A hiperatividade e déficit de atenção é um problema mais comumente visto em crianças e se baseia nos sintomas de desatenção (pessoa muito distraída) e hiperatividade (pessoa muito ativa, por vezes agitada, bem além do comum). Tais aspectos são normalmente encontrados em pessoas sem o problema, mas para haver o diagnóstico desse transtorno a falta de atenção e a hiperatividade devem interferir significativamente na vida e no desenvolvimento normais da criança ou do adulto.


Quem apresenta?


Estima-se que cerca de 3 a 6% das crianças na idade escolar (mais ou menos de 6 a 12 anos de idade) apresentem hiperatividade e/ou déficit de atenção. O diagnóstico antes dos quatro ou cinco anos raramente é feito, pois o comportamento das crianças nessa idade é muito variável, e a atenção não é tão exigida quanto de crianças maiores. Mesmo assim, algumas crianças desenvolvem o transtorno numa idade bem precoce. Aproximadamente 60% dos pacientes que apresentaram TDAH na infância permanecem com sintomas na idade adulta, embora que em menor grau de intensidade. Na infância, o transtorno é mais comum em meninos e predominam os sintomas de hiperatividade. Com o passar dos anos, os sintomas de hiperatividade tendem a diminuir, permanecendo mais freqüentemente a desatenção, e diminuindo a proporção homem x mulher, que passa a ser de um para um.


Como se desenvolve?


Geralmente o problema é mais notado quando a criança inicia atividades de aprendizado na escola, pelos professores das séries iniciais, quando o ajustamento à escola mostra-se comprometido.

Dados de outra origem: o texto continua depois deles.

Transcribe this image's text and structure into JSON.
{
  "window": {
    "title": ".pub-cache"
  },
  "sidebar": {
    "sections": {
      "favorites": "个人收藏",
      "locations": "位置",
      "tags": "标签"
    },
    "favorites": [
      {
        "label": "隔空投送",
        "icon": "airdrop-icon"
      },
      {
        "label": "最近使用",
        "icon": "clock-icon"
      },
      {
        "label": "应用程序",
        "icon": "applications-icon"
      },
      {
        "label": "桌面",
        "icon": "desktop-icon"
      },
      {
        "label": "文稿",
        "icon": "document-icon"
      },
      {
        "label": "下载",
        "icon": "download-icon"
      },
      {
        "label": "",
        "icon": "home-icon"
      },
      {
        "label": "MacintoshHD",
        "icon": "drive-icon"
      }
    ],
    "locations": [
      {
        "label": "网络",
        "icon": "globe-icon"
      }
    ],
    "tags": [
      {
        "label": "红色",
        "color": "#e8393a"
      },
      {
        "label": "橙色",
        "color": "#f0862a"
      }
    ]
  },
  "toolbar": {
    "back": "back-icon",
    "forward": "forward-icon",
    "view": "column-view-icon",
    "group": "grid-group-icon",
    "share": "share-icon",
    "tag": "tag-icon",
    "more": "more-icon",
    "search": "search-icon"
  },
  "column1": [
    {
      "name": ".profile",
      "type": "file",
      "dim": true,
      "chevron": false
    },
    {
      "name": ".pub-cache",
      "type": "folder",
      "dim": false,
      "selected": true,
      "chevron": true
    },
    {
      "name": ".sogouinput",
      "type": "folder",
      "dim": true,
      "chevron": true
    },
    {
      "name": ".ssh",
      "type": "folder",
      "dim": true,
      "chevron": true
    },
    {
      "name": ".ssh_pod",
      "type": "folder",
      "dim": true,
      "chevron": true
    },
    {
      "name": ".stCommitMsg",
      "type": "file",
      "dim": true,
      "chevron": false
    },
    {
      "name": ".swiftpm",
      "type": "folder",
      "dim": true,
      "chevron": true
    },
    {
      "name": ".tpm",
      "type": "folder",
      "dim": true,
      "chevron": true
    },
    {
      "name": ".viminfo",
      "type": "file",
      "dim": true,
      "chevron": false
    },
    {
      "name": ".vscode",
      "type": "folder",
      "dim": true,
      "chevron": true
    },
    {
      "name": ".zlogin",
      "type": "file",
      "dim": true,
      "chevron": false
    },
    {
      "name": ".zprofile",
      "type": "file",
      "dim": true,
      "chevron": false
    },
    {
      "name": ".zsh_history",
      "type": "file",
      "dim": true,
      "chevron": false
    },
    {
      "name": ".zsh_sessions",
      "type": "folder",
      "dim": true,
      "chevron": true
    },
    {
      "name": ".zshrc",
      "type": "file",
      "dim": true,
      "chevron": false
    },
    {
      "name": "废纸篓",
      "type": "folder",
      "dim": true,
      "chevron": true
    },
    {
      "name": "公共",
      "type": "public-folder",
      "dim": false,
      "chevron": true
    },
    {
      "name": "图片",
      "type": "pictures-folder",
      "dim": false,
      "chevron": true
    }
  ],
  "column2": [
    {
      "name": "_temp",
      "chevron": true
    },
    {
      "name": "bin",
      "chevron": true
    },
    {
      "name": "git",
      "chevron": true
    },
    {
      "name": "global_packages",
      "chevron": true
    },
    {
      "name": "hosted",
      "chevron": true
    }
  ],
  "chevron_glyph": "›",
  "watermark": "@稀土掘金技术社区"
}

Durante o início da adolescência o quadro geralmente mantém-se o mesmo, com problemas predominantemente escolares, mas no final da adolescência e início da vida adulta o transtorno pode acompanhar-se de problemas de conduta (mau comportamento) e problemas de trabalho e de relacionamentos com outras pessoas. Porém, no final da adolescência e início da vida adulta ocorre melhora global dos sintomas, principalmente da hiperatividade, o que permite que muitos pacientes adultos não necessitem mais realizar tratamento medicamentoso para os sintomas.


O que causa?


Os estudos mais recentes apontam para a genética como principal causa relacionada ao transtorno. Aproximadamente 75% das chances de alguém desenvolver ou não o TDAH são herdadas dos pais. Além da genética, situações externas como o fumo durante a gestação também parecem estar relacionados com o transtorno. Fatores orgânicos como atrasado no amadurecimento de determinadas áreas cerebrais, e alterações em alguns de seus circuitos estão atualmente relacionados com o aparecimento dos sintomas. Supõe-se que todos esses fatores formem uma predisposição básica (orgânica) do indivíduo para desenvolver o problema, que pode vir a se manifestar quando a pessoa é submetida a um nível maior de exigência de concentração e desempenho. Além disso, a exposição a eventos psicológicos estressantes, como uma perturbação no equilíbrio familiar, ou outros fatores geradores de ansiedade, podem agir como desencadeadores ou mantenedores dos sintomas.


Como se manifesta?


Podemos ter três grupos de crianças (e também adultos) com este problema. Um primeiro grupo apresenta predomínio de desatenção, outro tem predomínio de hiperatividade/impulsividade e o terceiro apresenta ambos, desatenção e hiperatividade. É muito importante termos em mente que um "certo grau" de desatenção e hiperatividade ocorre normalmente nas pessoas, e nem por isso elas têm o transtorno. Para dizer que a pessoa tem realmente esse problema, a desatenção e/ou a hiperatividade têm que ocorrer de tal forma a interferir no relacionamento social do indivíduo, na sua vida escolar ou no seu trabalho. Além disso, os sintomas têm que ocorrer necessariamente na escola (ou no trabalho, no caso de adultos) e também em casa. Por exemplo , uma criança que "apronta todas" em casa, mas na escola se comporta bem, muito provavelmente não tem hiperatividade. O que pode estar havendo é uma falta de limites (na educação) em casa. Na escola, responde à colocação de limites, comportando-se adequadamente em sala de aula.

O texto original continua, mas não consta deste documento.